Chinese chemical engineer (1932–2008)

Yang Jinzong (杨锦宗; 25 August 1932 – 29 December 2008) was a Chinese chemical engineer who specialized in fine chemicals. He was a professor of the Dalian University of Technology and an academician of the Chinese Academy of Engineering.

== Biography ==
Yang was born 25 August 1932 in Changtai Township (常太乡), Putian, Fujian, China.

He studied at the Northeast Institute of Technology (now Northeastern University) from 1951 to 1952 and transferred to the Dalian Institute of Technology. After graduating from the Department of Chemical Engineering of DIT in 1955, he pursued graduate studies for four years and obtained an associate doctor degree in 1959, with a specialty in dyes. He was subsequently hired by DIT as a faculty member, and he remained at the university (later renamed Dalian University of Technology) for the rest of his career. From 1983 to 1984 he was a visiting scholar at ETH Zurich in Switzerland.

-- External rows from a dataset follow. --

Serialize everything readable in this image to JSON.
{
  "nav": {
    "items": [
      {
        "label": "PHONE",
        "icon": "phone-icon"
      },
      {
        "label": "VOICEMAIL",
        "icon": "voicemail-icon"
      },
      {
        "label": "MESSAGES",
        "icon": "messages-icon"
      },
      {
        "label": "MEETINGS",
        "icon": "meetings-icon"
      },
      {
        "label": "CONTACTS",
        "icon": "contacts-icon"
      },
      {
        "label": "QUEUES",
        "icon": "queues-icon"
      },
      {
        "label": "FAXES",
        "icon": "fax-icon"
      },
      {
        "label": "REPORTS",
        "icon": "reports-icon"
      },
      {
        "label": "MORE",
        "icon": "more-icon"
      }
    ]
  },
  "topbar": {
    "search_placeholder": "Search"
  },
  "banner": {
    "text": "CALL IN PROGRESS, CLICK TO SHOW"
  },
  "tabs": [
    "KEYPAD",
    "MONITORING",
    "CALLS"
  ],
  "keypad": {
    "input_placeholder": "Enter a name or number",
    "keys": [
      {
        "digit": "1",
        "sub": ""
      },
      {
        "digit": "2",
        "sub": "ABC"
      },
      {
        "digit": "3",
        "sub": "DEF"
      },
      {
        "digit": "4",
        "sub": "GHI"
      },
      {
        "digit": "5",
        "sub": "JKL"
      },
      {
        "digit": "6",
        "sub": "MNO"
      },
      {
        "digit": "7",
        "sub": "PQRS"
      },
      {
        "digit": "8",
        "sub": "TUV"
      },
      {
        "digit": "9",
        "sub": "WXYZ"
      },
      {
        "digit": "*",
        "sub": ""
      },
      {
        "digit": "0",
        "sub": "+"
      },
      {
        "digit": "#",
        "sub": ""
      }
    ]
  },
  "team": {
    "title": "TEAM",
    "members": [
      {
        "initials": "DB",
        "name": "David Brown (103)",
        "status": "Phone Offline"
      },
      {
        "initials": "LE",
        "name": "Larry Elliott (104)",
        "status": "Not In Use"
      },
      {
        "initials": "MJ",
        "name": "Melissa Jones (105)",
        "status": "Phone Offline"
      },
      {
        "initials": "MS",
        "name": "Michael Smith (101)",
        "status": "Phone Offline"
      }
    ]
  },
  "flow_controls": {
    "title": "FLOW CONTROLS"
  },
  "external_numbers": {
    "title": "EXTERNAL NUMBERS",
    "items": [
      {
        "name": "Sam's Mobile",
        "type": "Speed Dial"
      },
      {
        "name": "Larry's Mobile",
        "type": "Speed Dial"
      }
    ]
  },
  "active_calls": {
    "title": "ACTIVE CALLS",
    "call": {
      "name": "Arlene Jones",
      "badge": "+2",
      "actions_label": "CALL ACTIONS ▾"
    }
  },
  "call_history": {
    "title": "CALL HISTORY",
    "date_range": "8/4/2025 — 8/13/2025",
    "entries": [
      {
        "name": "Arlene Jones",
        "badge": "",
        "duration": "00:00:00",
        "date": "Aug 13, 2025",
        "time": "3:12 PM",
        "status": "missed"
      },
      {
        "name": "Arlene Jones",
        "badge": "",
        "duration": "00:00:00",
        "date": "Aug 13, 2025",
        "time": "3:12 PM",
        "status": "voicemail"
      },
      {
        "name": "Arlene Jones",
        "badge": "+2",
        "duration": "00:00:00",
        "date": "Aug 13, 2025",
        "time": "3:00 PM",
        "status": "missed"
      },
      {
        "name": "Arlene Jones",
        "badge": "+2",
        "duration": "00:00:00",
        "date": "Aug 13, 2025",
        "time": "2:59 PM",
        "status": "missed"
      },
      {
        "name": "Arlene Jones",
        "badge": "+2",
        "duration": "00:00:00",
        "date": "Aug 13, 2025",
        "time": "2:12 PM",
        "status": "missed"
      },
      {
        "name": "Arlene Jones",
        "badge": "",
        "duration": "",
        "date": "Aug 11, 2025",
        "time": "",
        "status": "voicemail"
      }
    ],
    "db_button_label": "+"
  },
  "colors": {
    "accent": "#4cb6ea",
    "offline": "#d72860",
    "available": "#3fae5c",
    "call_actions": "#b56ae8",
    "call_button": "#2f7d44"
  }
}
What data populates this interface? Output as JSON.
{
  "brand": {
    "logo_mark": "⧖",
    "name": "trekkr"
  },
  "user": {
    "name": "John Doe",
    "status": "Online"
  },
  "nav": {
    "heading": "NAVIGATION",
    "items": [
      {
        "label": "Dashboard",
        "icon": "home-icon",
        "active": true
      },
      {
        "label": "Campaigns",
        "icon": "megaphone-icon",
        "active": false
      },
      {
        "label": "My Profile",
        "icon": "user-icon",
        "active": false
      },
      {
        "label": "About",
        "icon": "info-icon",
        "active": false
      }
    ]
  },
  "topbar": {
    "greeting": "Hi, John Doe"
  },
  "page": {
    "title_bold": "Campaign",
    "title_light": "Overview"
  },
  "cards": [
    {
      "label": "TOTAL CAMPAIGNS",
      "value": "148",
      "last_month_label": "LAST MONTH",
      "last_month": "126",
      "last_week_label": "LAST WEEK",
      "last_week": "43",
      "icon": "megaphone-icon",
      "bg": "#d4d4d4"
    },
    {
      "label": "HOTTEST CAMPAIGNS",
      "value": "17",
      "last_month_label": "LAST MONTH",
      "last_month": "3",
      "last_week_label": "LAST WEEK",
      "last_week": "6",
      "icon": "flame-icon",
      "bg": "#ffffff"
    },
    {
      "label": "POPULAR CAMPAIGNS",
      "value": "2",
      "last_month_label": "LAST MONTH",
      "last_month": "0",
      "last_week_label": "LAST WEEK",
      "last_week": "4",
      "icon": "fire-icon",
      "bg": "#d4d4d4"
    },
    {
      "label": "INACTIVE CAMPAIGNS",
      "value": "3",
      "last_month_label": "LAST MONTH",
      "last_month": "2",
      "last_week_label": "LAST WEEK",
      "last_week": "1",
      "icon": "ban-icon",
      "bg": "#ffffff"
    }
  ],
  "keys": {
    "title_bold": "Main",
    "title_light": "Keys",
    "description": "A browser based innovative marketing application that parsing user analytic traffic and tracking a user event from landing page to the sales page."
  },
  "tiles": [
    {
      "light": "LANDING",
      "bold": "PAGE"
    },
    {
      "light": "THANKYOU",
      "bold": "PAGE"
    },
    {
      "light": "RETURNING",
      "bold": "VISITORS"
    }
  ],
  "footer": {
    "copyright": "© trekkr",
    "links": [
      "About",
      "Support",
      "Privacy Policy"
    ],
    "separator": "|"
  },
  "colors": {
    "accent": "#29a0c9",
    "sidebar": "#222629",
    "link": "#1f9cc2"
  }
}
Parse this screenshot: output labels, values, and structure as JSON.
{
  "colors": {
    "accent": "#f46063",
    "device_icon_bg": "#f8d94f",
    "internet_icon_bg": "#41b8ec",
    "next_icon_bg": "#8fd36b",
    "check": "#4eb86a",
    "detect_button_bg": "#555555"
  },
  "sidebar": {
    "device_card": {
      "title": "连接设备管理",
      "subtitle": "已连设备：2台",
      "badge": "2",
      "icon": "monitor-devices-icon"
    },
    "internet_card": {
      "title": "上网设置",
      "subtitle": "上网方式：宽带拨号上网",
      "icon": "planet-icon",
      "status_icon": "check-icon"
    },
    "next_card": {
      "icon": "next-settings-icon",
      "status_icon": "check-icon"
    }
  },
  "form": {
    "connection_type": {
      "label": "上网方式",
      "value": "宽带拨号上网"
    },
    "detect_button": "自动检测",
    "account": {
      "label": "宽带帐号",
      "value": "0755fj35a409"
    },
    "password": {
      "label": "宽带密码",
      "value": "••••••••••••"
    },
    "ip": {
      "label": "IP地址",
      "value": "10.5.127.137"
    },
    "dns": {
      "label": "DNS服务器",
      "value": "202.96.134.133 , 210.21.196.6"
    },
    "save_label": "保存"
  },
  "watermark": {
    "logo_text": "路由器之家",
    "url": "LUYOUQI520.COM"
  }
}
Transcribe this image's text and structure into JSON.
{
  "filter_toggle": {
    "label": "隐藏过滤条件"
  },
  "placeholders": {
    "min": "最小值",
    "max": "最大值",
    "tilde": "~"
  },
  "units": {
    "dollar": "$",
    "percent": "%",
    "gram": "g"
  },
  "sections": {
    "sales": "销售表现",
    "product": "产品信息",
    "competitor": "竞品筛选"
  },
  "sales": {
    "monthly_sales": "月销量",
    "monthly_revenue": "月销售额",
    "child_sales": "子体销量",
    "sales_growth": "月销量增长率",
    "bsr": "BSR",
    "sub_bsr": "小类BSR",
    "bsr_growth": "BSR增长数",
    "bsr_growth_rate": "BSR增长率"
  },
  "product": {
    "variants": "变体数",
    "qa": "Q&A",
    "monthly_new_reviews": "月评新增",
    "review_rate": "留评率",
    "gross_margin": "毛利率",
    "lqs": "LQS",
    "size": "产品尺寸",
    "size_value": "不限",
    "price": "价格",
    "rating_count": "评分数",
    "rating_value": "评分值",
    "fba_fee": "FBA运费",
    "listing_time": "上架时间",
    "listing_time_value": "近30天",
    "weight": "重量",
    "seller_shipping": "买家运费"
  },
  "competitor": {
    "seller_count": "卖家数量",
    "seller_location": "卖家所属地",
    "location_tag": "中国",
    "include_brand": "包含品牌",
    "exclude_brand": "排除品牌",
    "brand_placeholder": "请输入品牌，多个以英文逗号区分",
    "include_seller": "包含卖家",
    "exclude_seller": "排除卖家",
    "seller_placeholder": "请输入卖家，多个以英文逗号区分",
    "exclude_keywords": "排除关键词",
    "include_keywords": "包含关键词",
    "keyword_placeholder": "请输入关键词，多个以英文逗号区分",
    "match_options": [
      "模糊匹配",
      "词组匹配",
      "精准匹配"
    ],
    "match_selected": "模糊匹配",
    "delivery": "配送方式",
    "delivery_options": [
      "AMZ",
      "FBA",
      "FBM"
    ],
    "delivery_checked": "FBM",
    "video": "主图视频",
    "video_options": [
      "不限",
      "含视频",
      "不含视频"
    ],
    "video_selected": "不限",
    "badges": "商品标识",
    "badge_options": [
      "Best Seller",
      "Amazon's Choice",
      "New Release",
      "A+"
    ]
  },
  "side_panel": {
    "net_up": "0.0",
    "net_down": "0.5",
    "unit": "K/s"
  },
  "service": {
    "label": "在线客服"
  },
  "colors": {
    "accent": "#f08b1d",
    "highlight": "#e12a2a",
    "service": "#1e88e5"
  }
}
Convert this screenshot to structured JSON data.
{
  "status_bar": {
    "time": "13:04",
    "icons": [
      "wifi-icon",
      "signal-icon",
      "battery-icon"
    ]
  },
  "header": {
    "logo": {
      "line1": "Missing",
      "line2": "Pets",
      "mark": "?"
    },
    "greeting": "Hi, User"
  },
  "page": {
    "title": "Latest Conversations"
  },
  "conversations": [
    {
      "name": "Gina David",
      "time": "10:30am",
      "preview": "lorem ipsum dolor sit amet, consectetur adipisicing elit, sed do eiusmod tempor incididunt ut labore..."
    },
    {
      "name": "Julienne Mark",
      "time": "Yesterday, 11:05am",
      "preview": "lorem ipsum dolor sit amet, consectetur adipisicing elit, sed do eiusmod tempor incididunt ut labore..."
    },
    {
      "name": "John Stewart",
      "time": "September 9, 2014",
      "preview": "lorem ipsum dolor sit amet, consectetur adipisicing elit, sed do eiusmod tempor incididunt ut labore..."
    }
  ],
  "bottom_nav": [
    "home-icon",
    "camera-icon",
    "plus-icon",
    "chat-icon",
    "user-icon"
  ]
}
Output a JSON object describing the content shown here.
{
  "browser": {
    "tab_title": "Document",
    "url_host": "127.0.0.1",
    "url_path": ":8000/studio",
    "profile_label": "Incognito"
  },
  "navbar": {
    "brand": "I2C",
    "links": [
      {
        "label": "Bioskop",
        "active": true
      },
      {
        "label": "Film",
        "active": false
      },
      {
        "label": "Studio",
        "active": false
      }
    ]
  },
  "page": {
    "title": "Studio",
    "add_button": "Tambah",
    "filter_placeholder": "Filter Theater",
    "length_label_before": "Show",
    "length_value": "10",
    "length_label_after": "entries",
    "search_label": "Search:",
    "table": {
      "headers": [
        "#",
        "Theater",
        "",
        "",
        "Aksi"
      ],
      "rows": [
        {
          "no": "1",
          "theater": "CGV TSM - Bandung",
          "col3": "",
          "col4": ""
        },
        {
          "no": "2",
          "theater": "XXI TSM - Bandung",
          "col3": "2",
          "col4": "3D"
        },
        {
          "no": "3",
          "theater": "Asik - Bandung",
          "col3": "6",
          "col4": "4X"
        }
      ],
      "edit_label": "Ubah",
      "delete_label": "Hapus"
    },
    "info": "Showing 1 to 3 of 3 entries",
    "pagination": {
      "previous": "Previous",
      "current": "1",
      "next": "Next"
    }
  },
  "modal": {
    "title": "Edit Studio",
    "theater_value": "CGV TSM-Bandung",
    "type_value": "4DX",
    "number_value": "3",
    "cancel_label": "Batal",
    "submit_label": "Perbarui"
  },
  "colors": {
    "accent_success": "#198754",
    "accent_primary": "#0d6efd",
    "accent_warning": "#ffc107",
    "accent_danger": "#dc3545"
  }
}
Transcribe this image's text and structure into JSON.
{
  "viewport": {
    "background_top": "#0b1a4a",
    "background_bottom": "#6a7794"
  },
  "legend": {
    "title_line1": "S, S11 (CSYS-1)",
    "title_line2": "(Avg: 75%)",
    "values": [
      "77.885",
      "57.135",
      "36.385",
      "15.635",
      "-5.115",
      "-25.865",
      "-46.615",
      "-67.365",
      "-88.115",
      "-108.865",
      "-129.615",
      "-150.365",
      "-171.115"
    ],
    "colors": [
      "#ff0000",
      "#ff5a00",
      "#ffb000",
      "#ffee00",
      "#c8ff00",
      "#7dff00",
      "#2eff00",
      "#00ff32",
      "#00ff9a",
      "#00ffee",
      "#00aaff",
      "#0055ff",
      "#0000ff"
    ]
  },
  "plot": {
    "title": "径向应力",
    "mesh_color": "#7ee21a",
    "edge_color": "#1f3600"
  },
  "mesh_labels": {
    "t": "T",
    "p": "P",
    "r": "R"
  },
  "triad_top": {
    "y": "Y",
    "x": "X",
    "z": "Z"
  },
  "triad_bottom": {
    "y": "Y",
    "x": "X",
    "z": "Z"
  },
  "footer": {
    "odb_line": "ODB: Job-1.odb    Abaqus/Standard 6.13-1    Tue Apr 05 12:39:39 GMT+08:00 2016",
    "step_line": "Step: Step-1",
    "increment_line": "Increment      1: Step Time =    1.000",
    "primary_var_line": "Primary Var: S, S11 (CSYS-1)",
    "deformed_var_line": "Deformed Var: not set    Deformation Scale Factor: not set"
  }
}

Yang's research focus was on fine chemicals. He developed new dyes and surfactants which have been widely used in industry. He published more than 500 research papers and two monographs, and held 13 patents. He won the State Science and Technology Progress Award (Second Class) in 2001 and seven other national or ministerial level awards. He also trained more than 100 graduate students. He was elected an academician of the Chinese Academy of Engineering in 2001.

Yang died on 29 December 2008 in Dalian, at the age of 76.